Moving on… Dr Steinbock pointed out the 2 Degree trajectory that we are aiming for and re-iterated what was on everyone’s minds… “Business as usual is UNSUSTAINABLE”. We all know that, but what are we doing about it? Dr Steinbock was quick to say that decisions made today in the form of policies are going to make changes that will last for centuries. He suggested that this is a huge undertaking and burden of policy makers and leaders today… that is.. if they see it as a burden at all. Very true indeed.

He said policy affects every aspect of the innovation chain but the potential of innovation remains untapped. This is because of subsidies to petroleum resources, currently at approx. $150bn while R&D input is as low as $10bn. In addition, private spending towards R&D comes in at $40-60bn, far lower than subsidies to oil, coal and gas. Dr Steinbock said that this is a “problem with priorities, as to where the money should go to”.

Next, he said that the government should act as a catalyst for change, especially in RD&D. First, public RD&D should get allocated more funding and he highlighted that from 1947-2007, today public spending on RD&D is nearing their lowest point! Secondly, subsidies are counterproductive and serve as a disincentive to RD&D.

Dr Steinbock also pointed out that old rules will note work in Clean Tech. What he means by this is that expected demand drives the volume of production, as well as the cost of production. However, the “market will respond, only if it is given the right signals”.

“If you ask your consumers to pay for something that they already have, you’re just asking for trouble”, he said.

He gave the example of E-bikes (motorbikes) in China, where it became the ONLY alternative as the state put a ban on gasoline fuelled bikes but added that implementing this in a market driven society will be very very difficult!

Electronic Bike in China

So Dr Steinbock argued that innovation as a catalyst if NOT ENOUGH. We also need to ensure that there is technological transfer from advanced economies to the emerging ones. He also brought up reverse innovation and suggested that there needs to be a more global outlook and better cooperation between nations for innovation to really take off.

Later, he also brought back BRICs and other emerging economies, arguing that there wasn’t enough representation from these countries in the global economy and of climate change. He did however, trace the linear progression of G1 up till G7+BRICs+++, which I couldn’t quite follow but was interesting.

Dr Steinbock also said that during the Copenhagen negotiations, President Obama didn’t have power to make the decisions because he was told by some Republicans that he has no mandate to tie the U.S. into a legally binding deal. I thought that was really sad to hear.
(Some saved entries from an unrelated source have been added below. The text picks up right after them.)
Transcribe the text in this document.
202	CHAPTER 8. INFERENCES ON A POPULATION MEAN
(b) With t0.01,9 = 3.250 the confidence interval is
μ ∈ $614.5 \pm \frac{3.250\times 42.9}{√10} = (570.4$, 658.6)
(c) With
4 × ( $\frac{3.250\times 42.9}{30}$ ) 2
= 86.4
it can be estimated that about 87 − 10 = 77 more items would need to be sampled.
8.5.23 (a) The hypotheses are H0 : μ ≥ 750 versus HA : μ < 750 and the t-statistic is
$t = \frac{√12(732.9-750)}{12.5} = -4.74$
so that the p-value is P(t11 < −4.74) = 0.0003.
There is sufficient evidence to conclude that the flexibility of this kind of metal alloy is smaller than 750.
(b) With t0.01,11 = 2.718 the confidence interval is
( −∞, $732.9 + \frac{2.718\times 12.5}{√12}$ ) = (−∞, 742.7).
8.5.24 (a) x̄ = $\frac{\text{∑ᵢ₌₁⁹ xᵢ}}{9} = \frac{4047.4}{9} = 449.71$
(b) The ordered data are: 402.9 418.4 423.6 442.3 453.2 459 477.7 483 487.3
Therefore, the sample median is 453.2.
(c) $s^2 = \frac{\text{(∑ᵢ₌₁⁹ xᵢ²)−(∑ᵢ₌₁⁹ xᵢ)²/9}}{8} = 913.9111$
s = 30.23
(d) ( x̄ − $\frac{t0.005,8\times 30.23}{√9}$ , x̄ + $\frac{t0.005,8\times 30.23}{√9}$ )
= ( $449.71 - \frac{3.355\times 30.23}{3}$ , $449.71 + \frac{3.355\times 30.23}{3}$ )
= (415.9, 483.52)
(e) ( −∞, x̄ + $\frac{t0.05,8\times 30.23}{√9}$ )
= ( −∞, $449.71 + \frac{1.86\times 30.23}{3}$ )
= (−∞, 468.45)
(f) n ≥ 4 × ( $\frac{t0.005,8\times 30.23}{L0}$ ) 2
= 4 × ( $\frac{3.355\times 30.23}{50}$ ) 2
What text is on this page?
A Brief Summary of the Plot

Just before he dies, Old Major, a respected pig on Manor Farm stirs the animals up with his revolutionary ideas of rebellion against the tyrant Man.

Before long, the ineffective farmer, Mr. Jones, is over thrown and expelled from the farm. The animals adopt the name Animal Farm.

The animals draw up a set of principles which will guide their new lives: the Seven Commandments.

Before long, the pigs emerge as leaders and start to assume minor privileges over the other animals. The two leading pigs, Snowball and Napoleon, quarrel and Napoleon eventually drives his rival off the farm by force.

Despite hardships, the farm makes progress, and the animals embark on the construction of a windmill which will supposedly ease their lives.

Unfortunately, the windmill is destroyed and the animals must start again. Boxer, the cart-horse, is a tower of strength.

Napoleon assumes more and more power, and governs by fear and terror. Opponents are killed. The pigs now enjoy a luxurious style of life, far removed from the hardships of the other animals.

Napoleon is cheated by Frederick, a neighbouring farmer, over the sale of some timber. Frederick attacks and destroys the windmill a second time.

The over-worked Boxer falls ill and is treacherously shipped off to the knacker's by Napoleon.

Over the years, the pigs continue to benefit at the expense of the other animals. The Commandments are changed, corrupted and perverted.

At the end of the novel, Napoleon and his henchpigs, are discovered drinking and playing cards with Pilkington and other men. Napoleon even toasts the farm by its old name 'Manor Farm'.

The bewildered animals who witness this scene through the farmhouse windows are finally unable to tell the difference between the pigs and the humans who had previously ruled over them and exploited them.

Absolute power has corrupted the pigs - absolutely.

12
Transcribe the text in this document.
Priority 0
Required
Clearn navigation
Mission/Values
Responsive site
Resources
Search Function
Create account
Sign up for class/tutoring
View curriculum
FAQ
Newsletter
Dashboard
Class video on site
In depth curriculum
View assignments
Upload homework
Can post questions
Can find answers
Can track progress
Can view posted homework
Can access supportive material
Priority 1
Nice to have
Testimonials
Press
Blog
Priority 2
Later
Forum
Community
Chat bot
He concluded by commenting on the Copenhagen Accord, saying that there was a long chain of evolutionary stages that led up to COP15. These include the Rio Earth Summit in 1992, the Kyoto Protocol in 1997 and of course the Copenhagen Accord in 2009. He was optimistic about the developments during these years. However, he pointed out one important aspect he felt was missing from the Accord. This was that it had “no reference to international competitiveness and potential use of border adjustments” (I think as mentioned in the U.S. Climate Change legislation clause that I brought up earlier). He also said that the “true green shoots” was that the global green stimulus spending is on the rise, as compared to economic “green shoots” I guess. But he warned that the risk appetite of investors are still there.

Green shoots

Thus he called for more cooperative action between G7 and BRICs (or advanced and emerging economies) and re-iterated the correlation between energy (oil) prices and the global economic recession. #

I do apologize if this summary is incoherent at times but they were from the notes I took. Given that I’m not very well-versed in economic policy, I did find it hard to keep up at times. Overall, I enjoyed Dr Steinbock’s presentation and agreed with him on many of his points. Deliang and Zheyu were present at the event as well, so I hope to be able to get some comments from them to share with you all. Till then, cheers!